Statement by IMF Staff at the Conclusion of the 2006 Article IV Consultation Discussions with KoreaPress Release No. 06/123
June 9, 2006
The following statement was issued in Seoul on June 8 by an International Monetary Fund (IMF) staff mission:
"An IMF mission led by Joshua Felman, Assistant Director in the Asia-Pacific Department, visited Seoul during May 25-June 8 to hold Article IV consultation discussions. The mission met with a wide range of people, from the private sector as well as the government, to discuss the immediate economic outlook and the policies needed to promote long-term growth.
"In the mission's view, the immediate outlook is bright. We believe that Korea's economy will grow by about 5½ percent this year, somewhat faster than the government expects. The main reason for our optimism is that Korea is continuing to benefit from its integration into the world economy. Exports are growing rapidly, because the global economic expansion is creating a strong demand for Korea's products, such as its electronics, cars, and ships. Meanwhile, domestic demand is robust, ensuring that growth remains well-balanced.
"The outlook, however, is not without risks. Given Korea's heavy dependence on imported oil, higher oil prices could constrain growth. In addition, a tightening of global financial conditions could lead to higher domestic interest rates, which would put renewed pressures on highly-indebted households and small- and medium-sized enterprises. To guard against the risks from higher interest rates, financial institutions should be encouraged to share more information with credit bureaus, because such information would allow lenders to respond to risks in a precise fashion, rather than by bluntly curbing credit, thereby endangering growth.

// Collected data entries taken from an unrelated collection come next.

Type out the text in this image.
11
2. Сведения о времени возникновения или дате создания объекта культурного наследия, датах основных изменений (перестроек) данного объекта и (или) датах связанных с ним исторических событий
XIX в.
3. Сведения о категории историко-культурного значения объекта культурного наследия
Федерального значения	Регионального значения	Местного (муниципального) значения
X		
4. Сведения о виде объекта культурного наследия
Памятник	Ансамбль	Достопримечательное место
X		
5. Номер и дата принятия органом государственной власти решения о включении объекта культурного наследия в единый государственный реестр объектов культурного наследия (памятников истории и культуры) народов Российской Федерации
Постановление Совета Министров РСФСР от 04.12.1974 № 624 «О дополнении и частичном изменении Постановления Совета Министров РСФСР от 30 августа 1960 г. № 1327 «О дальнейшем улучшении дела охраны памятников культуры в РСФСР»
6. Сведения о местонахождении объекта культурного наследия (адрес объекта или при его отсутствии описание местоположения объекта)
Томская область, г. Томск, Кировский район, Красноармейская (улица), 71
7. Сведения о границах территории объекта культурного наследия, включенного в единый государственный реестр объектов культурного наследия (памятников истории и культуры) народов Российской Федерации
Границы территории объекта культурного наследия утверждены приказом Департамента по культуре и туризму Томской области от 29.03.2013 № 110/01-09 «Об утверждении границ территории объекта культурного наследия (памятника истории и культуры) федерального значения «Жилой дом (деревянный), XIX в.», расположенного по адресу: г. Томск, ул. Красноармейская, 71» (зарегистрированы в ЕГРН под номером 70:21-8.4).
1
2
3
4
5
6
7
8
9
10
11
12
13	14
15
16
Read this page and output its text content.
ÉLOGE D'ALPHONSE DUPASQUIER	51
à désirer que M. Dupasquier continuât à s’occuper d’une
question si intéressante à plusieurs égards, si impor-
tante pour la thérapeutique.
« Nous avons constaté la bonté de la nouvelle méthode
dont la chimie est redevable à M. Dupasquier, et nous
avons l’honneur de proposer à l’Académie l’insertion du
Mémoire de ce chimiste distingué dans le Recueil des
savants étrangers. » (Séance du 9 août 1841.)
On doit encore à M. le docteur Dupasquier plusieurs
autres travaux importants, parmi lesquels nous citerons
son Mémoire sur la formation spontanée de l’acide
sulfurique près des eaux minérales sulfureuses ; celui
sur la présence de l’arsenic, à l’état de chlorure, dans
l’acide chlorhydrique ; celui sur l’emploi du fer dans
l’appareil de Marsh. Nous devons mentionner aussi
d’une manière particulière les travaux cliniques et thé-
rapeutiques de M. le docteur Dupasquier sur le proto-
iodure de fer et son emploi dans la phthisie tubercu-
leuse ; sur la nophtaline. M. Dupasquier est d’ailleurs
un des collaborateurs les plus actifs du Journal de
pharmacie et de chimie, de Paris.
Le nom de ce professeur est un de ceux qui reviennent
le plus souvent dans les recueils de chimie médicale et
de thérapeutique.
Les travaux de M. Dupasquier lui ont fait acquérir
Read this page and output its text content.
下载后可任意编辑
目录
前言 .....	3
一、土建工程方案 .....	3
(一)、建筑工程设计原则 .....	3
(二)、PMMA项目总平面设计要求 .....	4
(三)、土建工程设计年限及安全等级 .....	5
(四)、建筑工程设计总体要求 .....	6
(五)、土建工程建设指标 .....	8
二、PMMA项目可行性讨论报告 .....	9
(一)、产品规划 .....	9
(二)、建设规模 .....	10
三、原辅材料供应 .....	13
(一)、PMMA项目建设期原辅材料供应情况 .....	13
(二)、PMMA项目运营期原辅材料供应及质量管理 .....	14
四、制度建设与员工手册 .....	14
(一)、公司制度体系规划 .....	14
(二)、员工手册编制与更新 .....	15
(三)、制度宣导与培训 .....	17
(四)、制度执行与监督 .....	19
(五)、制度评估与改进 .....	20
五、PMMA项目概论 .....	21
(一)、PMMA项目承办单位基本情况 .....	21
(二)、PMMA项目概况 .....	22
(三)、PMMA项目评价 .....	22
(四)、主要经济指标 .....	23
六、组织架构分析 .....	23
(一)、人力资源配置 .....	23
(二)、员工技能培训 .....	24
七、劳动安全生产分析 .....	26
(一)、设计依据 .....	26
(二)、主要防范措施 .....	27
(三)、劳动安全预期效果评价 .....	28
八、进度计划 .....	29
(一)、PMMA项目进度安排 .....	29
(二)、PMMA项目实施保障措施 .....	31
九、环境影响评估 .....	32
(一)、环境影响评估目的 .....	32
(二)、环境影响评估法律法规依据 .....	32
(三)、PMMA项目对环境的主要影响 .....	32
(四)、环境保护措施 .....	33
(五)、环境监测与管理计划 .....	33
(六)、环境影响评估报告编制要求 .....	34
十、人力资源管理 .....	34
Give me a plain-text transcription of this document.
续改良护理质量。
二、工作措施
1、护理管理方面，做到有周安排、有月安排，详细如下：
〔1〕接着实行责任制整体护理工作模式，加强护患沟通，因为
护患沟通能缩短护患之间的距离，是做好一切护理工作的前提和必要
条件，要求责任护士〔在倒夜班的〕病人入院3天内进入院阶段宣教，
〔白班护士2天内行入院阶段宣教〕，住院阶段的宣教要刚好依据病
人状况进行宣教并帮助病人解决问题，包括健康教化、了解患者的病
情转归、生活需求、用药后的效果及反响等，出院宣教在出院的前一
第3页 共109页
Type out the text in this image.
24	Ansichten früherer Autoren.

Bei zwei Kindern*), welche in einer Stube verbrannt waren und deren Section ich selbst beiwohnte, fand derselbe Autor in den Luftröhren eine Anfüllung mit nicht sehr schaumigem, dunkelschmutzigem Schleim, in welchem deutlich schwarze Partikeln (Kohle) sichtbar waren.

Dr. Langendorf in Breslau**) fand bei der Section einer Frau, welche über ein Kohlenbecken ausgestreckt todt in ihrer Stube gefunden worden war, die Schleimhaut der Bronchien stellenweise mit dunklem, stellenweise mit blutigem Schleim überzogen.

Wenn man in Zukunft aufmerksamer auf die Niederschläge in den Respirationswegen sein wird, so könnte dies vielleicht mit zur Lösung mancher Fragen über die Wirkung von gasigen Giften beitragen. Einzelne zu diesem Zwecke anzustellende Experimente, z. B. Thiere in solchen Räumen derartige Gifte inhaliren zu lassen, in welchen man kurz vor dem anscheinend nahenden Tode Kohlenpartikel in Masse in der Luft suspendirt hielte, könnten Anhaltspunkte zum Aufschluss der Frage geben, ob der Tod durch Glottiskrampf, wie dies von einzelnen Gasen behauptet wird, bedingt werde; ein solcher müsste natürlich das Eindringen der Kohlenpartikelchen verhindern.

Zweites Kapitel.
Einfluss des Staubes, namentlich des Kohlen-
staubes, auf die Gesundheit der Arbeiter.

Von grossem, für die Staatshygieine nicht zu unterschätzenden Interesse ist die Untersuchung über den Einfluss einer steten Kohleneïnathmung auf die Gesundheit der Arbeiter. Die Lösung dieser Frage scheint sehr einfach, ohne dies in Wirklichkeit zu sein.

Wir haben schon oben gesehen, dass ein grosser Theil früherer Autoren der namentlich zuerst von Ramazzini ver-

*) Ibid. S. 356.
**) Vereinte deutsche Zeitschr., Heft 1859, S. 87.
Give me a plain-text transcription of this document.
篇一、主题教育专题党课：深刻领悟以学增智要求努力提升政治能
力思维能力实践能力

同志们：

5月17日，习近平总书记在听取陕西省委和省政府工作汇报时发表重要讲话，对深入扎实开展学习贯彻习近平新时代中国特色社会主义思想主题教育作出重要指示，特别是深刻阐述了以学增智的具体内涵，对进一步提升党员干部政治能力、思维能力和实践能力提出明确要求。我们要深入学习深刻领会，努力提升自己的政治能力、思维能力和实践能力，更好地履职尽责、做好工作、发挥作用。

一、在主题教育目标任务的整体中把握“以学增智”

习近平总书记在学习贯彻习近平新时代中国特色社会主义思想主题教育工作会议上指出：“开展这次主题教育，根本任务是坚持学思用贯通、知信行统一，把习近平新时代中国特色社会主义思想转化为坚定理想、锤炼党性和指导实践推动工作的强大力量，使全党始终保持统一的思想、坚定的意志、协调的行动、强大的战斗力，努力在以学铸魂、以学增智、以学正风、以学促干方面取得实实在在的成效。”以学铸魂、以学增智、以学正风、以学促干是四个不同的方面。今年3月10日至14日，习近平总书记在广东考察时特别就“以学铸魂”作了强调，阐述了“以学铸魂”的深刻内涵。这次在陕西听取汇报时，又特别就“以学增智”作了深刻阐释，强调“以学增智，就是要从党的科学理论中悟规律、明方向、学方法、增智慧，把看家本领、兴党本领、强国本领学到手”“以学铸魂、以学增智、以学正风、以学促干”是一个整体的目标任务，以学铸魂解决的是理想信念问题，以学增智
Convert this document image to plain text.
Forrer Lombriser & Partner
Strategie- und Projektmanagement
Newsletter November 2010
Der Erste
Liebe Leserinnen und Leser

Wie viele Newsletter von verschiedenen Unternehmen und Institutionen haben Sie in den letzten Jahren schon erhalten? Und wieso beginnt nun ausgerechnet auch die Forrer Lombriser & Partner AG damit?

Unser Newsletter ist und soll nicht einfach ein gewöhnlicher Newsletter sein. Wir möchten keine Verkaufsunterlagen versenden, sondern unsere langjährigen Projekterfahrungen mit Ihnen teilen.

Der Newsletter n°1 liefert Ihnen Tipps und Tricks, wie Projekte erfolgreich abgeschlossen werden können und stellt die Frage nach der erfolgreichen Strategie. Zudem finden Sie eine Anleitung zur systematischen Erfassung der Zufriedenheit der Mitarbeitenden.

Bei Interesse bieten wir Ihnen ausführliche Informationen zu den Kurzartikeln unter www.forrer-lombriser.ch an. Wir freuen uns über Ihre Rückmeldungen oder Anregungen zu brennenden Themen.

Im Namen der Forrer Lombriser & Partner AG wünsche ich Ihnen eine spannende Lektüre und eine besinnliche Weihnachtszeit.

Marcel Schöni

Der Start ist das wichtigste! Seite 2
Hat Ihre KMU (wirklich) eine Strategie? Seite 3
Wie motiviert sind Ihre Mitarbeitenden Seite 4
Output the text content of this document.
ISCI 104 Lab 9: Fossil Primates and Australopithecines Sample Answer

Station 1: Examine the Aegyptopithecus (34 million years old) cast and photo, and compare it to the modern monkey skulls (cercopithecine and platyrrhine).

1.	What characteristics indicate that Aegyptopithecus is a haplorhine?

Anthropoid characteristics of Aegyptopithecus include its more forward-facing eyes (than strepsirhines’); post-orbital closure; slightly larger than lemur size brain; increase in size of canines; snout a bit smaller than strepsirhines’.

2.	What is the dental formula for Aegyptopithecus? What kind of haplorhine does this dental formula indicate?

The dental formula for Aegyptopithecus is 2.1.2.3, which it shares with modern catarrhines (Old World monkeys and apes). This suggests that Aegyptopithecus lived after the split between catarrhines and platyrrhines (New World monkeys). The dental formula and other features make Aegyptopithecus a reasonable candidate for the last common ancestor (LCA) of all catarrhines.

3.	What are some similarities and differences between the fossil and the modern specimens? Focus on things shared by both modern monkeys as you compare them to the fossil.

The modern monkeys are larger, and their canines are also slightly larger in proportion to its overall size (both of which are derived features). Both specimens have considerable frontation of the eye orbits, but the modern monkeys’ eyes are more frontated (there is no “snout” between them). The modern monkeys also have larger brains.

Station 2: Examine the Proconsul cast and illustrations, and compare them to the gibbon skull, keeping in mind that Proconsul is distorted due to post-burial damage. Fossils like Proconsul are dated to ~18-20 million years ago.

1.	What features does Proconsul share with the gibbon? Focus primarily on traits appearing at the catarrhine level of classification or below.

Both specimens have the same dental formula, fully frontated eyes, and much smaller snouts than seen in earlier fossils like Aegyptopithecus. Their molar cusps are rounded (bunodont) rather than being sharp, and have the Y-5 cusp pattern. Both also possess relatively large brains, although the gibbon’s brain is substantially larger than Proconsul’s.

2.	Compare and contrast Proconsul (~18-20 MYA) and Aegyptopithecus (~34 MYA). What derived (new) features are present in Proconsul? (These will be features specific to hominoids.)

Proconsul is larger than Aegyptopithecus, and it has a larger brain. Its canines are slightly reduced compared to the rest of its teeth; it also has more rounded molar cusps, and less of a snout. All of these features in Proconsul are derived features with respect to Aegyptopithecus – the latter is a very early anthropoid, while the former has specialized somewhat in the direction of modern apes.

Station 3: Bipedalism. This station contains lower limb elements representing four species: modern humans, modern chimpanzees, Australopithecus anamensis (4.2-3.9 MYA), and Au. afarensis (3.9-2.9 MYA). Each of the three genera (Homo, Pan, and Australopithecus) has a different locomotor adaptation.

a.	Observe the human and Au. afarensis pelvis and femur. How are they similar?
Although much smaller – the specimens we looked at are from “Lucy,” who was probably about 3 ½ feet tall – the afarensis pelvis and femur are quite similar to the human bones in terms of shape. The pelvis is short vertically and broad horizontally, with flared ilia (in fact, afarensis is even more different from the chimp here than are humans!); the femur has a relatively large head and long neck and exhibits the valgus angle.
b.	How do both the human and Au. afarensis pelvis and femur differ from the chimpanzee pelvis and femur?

"Over the longer-term, Korea faces a significant challenge, because the population is aging while competition from the rest of the region is growing. How should Korea respond? The answer, in our view, lies in furthering Korea's integration into the world economy. Just as the manufacturing sector was thrust into the global arena a few decades ago, with great success, now the same remedy is necessary for the service sector. We would emphasize:
An advanced economy requires an advanced financial sector, which necessitates liberalizing the foreign exchange system and deregulating the capital markets. At the same time, regulations need to be put in place to prevent conflicts of interest, and heavy sanctions need to be imposed if violations of these regulations occur.
There is also a need to open up and deregulate non-financial services.
Finally, Korea also faces significant long-term fiscal challenges related to the aging of its population. In particular, we would emphasize the importance of restoring the national pension system to financial health.
"In sum, Korea is moving in the right direction, taking steps to create a knowledge-based economy for the 21st century. For this reason, we remain optimistic about the country's economic future. These conclusions will be elaborated in our annual consultation report which will be presented to the IMF Executive Board later this year."